Let n be a positive integer and S={x1,...,xn} a set of n distinct positive integers. In 1992, Bourque and Ligh showed that if S is factor closed (i.e. d∈S if d|x for any x∈S), then the GCD matrix (S) divides the LCM matrix [S] in the ring of n×n matrices over the integers.
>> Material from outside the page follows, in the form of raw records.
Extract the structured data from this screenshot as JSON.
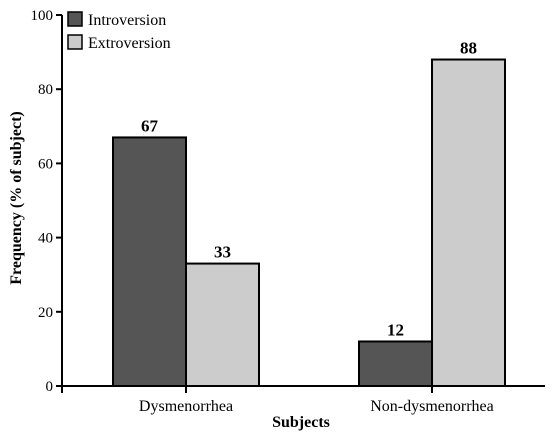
{
  "chart_data": {
    "type": "bar",
    "categories": [
      "Dysmenorrhea",
      "Non-dysmenorrhea"
    ],
    "series": [
      {
        "name": "Introversion",
        "values": [
          67,
          12
        ],
        "color": "#555555"
      },
      {
        "name": "Extroversion",
        "values": [
          33,
          88
        ],
        "color": "#cccccc"
      }
    ],
    "title": "",
    "xlabel": "Subjects",
    "ylabel": "Frequency (% of subject)",
    "ylim": [
      0,
      100
    ],
    "yticks": [
      0,
      20,
      40,
      60,
      80,
      100
    ],
    "data_labels": true,
    "legend": "top-left",
    "grid": false
  }
}
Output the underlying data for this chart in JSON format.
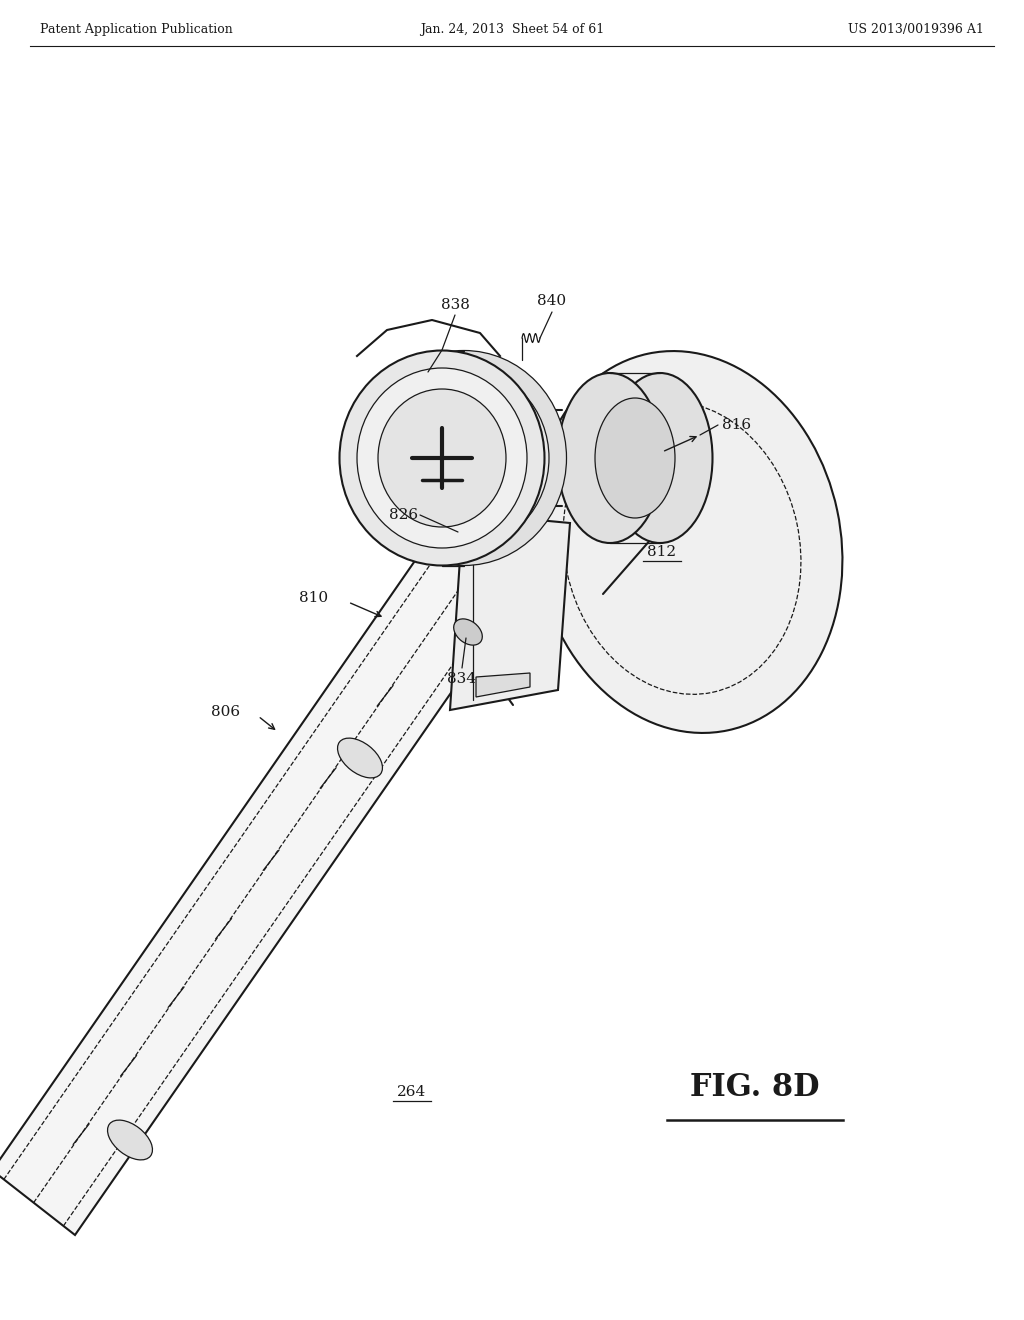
{
  "title_left": "Patent Application Publication",
  "title_center": "Jan. 24, 2013  Sheet 54 of 61",
  "title_right": "US 2013/0019396 A1",
  "fig_label": "FIG. 8D",
  "background_color": "#ffffff",
  "line_color": "#1a1a1a",
  "text_color": "#1a1a1a",
  "label_fontsize": 11,
  "header_fontsize": 9,
  "figlabel_fontsize": 22
}
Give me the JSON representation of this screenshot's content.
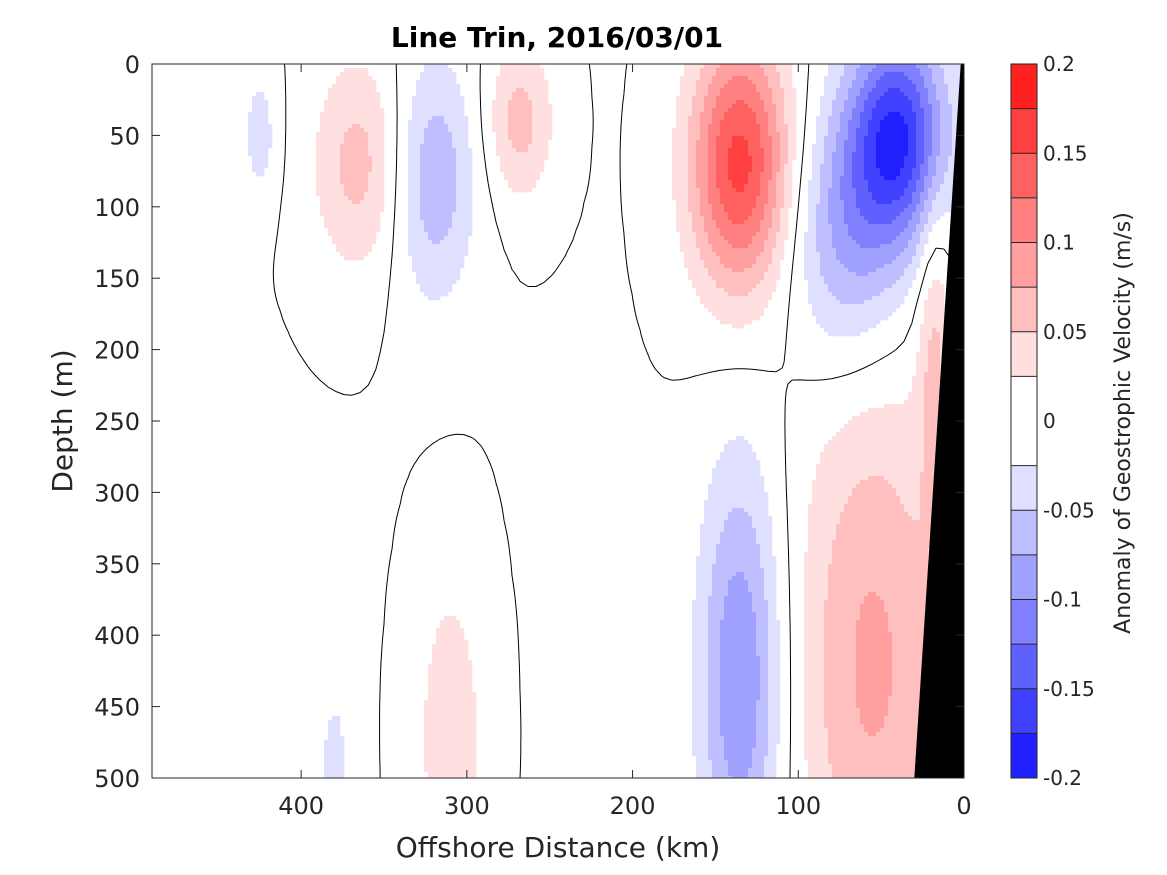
{
  "chart_data": {
    "type": "heatmap",
    "title": "Line Trin, 2016/03/01",
    "xlabel": "Offshore Distance (km)",
    "ylabel": "Depth (m)",
    "colorbar_label": "Anomaly of Geostrophic Velocity (m/s)",
    "xlim": [
      490,
      0
    ],
    "ylim": [
      0,
      500
    ],
    "x_reversed": true,
    "y_reversed": true,
    "xticks": [
      400,
      300,
      200,
      100,
      0
    ],
    "yticks": [
      0,
      50,
      100,
      150,
      200,
      250,
      300,
      350,
      400,
      450,
      500
    ],
    "colorbar": {
      "range": [
        -0.2,
        0.2
      ],
      "levels": [
        -0.2,
        -0.175,
        -0.15,
        -0.125,
        -0.1,
        -0.075,
        -0.05,
        -0.025,
        0.025,
        0.05,
        0.075,
        0.1,
        0.125,
        0.15,
        0.175,
        0.2
      ],
      "ticks": [
        0.2,
        0.15,
        0.1,
        0.05,
        0,
        -0.05,
        -0.1,
        -0.15,
        -0.2
      ],
      "tick_labels": [
        "0.2",
        "0.15",
        "0.1",
        "0.05",
        "0",
        "-0.05",
        "-0.1",
        "-0.15",
        "-0.2"
      ],
      "colors": [
        "#0000ff",
        "#2020ff",
        "#4040ff",
        "#6060ff",
        "#8080ff",
        "#a0a0ff",
        "#bfbfff",
        "#dfdfff",
        "#ffffff",
        "#ffdfdf",
        "#ffbfbf",
        "#ff9f9f",
        "#ff8080",
        "#ff6060",
        "#ff4040",
        "#ff2020",
        "#ff0000"
      ]
    },
    "features": [
      {
        "name": "pos1",
        "sign": 1,
        "x": 365,
        "y": 70,
        "sx": 28,
        "sy": 75,
        "amp": 0.06
      },
      {
        "name": "neg1",
        "sign": -1,
        "x": 320,
        "y": 80,
        "sx": 25,
        "sy": 85,
        "amp": 0.07
      },
      {
        "name": "pos2",
        "sign": 1,
        "x": 268,
        "y": 40,
        "sx": 20,
        "sy": 55,
        "amp": 0.06
      },
      {
        "name": "neg2",
        "sign": -1,
        "x": 425,
        "y": 50,
        "sx": 10,
        "sy": 45,
        "amp": 0.04
      },
      {
        "name": "pos3",
        "sign": 1,
        "x": 135,
        "y": 70,
        "sx": 30,
        "sy": 90,
        "amp": 0.16
      },
      {
        "name": "neg3",
        "sign": -1,
        "x": 40,
        "y": 50,
        "sx": 30,
        "sy": 75,
        "amp": 0.17
      },
      {
        "name": "neg4",
        "sign": -1,
        "x": 70,
        "y": 120,
        "sx": 35,
        "sy": 90,
        "amp": 0.08
      },
      {
        "name": "neg5",
        "sign": -1,
        "x": 135,
        "y": 430,
        "sx": 25,
        "sy": 150,
        "amp": 0.1
      },
      {
        "name": "pos4",
        "sign": 1,
        "x": 55,
        "y": 420,
        "sx": 45,
        "sy": 200,
        "amp": 0.08
      },
      {
        "name": "pos5",
        "sign": 1,
        "x": 310,
        "y": 470,
        "sx": 20,
        "sy": 110,
        "amp": 0.045
      },
      {
        "name": "neg6",
        "sign": -1,
        "x": 380,
        "y": 490,
        "sx": 10,
        "sy": 60,
        "amp": 0.035
      },
      {
        "name": "pos6",
        "sign": 1,
        "x": 18,
        "y": 200,
        "sx": 10,
        "sy": 120,
        "amp": 0.05
      }
    ],
    "bathymetry": [
      [
        0,
        0
      ],
      [
        2,
        0
      ],
      [
        30,
        500
      ],
      [
        0,
        500
      ]
    ]
  }
}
In 2002, Hong showed that such factorization holds for any gcd-closed set S (i.e. (xi,xj)∈S for all 1≤i,j≤n) with |S|≤3. But for any integer n≥4, there is a gcd-closed set S with |S|=n such that (S)∤[S]. Meanwhile, Hong proposed the problem of characterizing all gcd-closed sets S with |S|≥4 such that (S)|[S]. For x∈S, let GS(x):={d∈S|d<x,d|xand(d|y|x,y∈S)⇒y∈{d,x}}. In 2009, Feng, Hong and Zhao answered this problem when maxx∈S{|GS(x)|}≤2. Zhao in 2014 and Altinisik, Yildiz and Keskin in 2017 characterized all gcd-closed sets S such that (S)|[S] for the case 4≤|S|≤7 and |S|=8, respectively. In this paper, we introduce a new method to study Hong's problem. We obtain a necessary and sufficient condition on the gcd-closed set S with maxx∈S{|GS(x)|}=3 such that (S)|[S]. This solves partially Hong's problem.